Then there are the graduate trends:
- Wearing sunglasses on top of your head, indoors.
- Blocking staircases ["How many people with a degree does it take to block a staircase?"]
- Pointing out mistakes that are obvious (like mistakes with dates) to the lecturer (though this is only one person in particular)
This week has been really hard on me, especially when I finally realised that the clinic is not all that it is made out to be. Every week the students run a clinic for anyone that wants to come (though it is mainly for the homeless that have a soup kitchen there). On monday evening I did intake and met a well-dressed individual. Although it is part of the social history that I am meant to take, I made a point to ask where the person was working. He said that he was actually studying a masters and working part time at the university. Once I had completed the intake we were taught clinical skills and I proceeded to run into him downstairs. We practiced clinical skills on the patients waiting, in the hope that it would perhaps speed up the line. When we were finished, the man asked why lymph nodes became swollen. A fifth year student proceeded to explain that it was the body fighting against "goggas" in the body.
This really made me angry because I felt that it was extremely condescending toward the patient in question.
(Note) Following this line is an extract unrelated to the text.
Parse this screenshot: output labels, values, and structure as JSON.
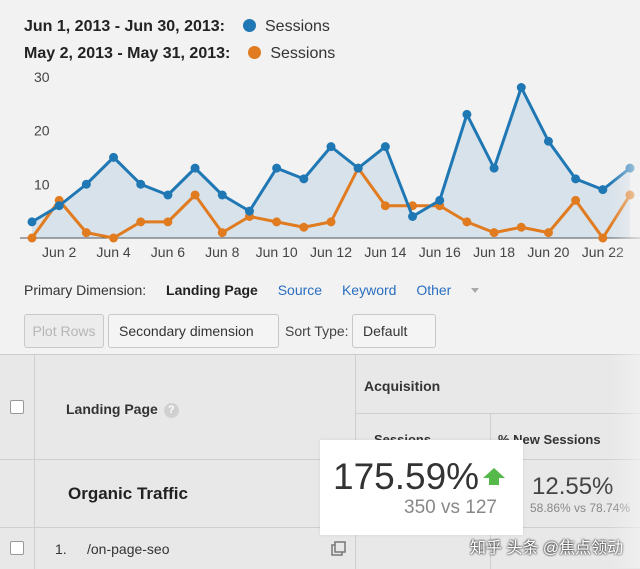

He was educated, and yet he was still being treated like a child. I concede that many patients do not know much about medicine, but, in my eyes, there are different levels of medical knowledge. There are levels which I don't even understand. Many medical students seem to think that there are just two, that level that medical students learn, and the dumbed down, public level. I honestly don't care if some of the patients there are homeless, many of them are immigrants that have degrees, in engineering and the like, that have not been able to find jobs here. In my opinion, if you can teach someone the mechanism of how something works, they are more likely to understand it in the future. We are not trying to create a stupid society that doesn't know what is going on, we are trying to educate society as a whole. I have even explained to someone how the reading of blood pressure works.
It is perhaps because I did intake on this person that I took the initiative to explain to him exactly how lymphadenopathy occurs. I might not have found out more about him if I had not done intake. It just distresses me that it is not the first time that this has happened, other patients are also sometimes left out of the loop. Perhaps many of the other medical students there have been around a lot of patients and have distanced themselves from all of them. Perhaps that is something that I still have to learn.
But for now I will take pleasure in giving them knowledge that they can take away with them. It's not much, but it's something.